She gave him the letter into his hands, and spake again: "And now I
have this to say to thee, if anything go amiss with thee, and thou be
nigh enough to seek to me, come hither, and then, in whatso plight thou
mayst be, or whatsoever deed thou mayst have done, here will be the
open door for thee and the welcome of a friend."

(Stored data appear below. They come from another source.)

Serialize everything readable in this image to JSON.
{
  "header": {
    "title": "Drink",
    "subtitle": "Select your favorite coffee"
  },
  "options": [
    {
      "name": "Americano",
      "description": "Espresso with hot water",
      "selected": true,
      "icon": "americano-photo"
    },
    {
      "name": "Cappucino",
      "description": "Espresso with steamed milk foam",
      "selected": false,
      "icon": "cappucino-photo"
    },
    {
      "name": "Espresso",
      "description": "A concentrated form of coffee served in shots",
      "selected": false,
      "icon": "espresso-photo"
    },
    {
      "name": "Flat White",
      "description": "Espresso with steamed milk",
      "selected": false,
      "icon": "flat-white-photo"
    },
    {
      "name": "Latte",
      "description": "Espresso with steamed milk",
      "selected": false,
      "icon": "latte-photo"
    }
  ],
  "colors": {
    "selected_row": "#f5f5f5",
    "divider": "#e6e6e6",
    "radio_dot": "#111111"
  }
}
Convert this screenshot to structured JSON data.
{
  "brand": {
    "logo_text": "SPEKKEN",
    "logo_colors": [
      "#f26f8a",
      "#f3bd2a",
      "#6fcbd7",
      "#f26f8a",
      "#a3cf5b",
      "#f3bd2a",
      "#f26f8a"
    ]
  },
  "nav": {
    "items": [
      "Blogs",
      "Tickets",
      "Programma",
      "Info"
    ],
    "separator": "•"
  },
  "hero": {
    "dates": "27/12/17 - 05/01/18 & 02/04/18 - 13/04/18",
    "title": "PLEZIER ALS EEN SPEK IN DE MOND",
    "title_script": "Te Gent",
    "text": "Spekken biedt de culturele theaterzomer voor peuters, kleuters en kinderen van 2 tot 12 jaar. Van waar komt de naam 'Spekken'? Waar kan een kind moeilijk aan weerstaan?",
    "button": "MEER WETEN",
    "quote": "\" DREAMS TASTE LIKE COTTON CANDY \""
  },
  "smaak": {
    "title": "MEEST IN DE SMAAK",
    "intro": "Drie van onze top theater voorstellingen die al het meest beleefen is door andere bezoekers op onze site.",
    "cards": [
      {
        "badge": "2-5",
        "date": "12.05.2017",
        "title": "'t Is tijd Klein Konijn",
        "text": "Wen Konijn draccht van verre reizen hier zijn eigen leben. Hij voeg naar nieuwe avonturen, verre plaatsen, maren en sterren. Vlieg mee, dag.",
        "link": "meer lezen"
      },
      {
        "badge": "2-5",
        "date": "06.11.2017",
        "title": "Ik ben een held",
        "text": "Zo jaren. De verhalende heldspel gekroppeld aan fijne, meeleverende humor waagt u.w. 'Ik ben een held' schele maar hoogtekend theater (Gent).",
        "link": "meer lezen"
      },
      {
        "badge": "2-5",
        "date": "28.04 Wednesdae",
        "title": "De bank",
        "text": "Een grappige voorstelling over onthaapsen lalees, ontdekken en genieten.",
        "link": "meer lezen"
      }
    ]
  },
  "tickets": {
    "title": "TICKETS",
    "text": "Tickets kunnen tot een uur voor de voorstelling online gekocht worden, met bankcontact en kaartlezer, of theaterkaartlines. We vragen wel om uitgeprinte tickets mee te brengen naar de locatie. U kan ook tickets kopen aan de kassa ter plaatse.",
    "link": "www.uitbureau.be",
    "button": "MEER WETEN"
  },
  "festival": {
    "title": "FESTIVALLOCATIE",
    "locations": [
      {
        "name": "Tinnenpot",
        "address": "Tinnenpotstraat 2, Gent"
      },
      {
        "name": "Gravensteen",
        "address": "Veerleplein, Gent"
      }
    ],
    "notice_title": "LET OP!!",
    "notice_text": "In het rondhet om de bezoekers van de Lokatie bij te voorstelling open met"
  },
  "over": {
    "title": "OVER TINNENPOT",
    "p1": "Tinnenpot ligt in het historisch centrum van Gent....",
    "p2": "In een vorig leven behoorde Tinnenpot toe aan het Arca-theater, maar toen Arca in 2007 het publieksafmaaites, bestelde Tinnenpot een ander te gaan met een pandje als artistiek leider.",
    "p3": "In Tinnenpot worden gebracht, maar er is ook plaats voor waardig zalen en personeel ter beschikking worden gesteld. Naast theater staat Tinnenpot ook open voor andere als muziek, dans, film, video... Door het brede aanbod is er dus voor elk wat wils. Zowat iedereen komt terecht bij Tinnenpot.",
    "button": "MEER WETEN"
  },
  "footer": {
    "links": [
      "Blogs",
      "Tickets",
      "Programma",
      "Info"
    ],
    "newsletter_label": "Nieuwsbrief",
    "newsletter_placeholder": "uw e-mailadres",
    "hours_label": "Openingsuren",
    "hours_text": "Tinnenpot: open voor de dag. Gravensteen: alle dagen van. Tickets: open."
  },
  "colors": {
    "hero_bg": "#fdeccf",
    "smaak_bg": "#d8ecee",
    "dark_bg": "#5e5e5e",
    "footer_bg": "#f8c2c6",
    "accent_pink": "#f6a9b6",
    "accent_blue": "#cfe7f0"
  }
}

Her voice shook a little as she spake, and she was silent again,
mastering her trouble. Then she said: "At last I must say this to
thee, that there may no lie be between us. That damsel of whom thou
spakest that she was but thy friend, and not thy love--O that I might
be thy friend in such-wise! But over clearly I see that it may not be
so. For thy mind looketh on thy deeds to come, that they shall be
shared by some other than me. Friend, it seemeth strange and strange
to me that I have come on thee so suddenly, and loved thee so sorely,
and that I must needs say farewell to thee in so short a while.
Farewell, farewell!"

Therewith she arose, and once more she took his hand in hers, and led
him to the door. And he was sorry and all amazed: for he had not
thought so much of her before, that he might see that she loved him;
and he thought but that she, being happy and great, was kind to him who
was hapless and homeless. And he was bewildered by her words and sore
ashamed that for all his grief for her he had no speech, and scarce a
look for her; he knew not what to do or say.

So he left the Queen's House and the court thereof, as though the
pavement were growing red hot beneath his feet.



CHAPTER 30

Ralph Hath Hope of Tidings Concerning the Well at the World's End


Now he goes to Clement, and tells him that he deems he has no need to
abide their departure from Goldburg to say farewell and follow his
quest further afield; since it is clear that in Goldburg he should have
no more tidings. Clement laughed and said: "Not so fast, Lord Ralph;
thou mayst yet hear a word or two." "What!" said Ralph, "hast thou
heard of something new?" Said Clement: "There has been a man here
seeking thee, who said that he wotted of a wise man who could tell thee
much concerning the Well at the World's End. And when I asked him of
the Damsel and the Lord of Utterbol, if he knew anything of her, he
said yea, but that he would keep it for thy privy ear. So I bade him
go and come again when thou shouldst be here. And I deem that he will
not tarry long."

Now they were sitting on a bench outside the hall of the hostel, with
the court between them and the gate; and Ralph said: "Tell me, didst
thou deem the man good or bad?" Said Clement: "He was hard to look
into: but at least he looked not a fierce or cruel man; nor indeed did
he seem false or sly, though I take him for one who hath lost his
manhood--but lo you! here he comes across the court."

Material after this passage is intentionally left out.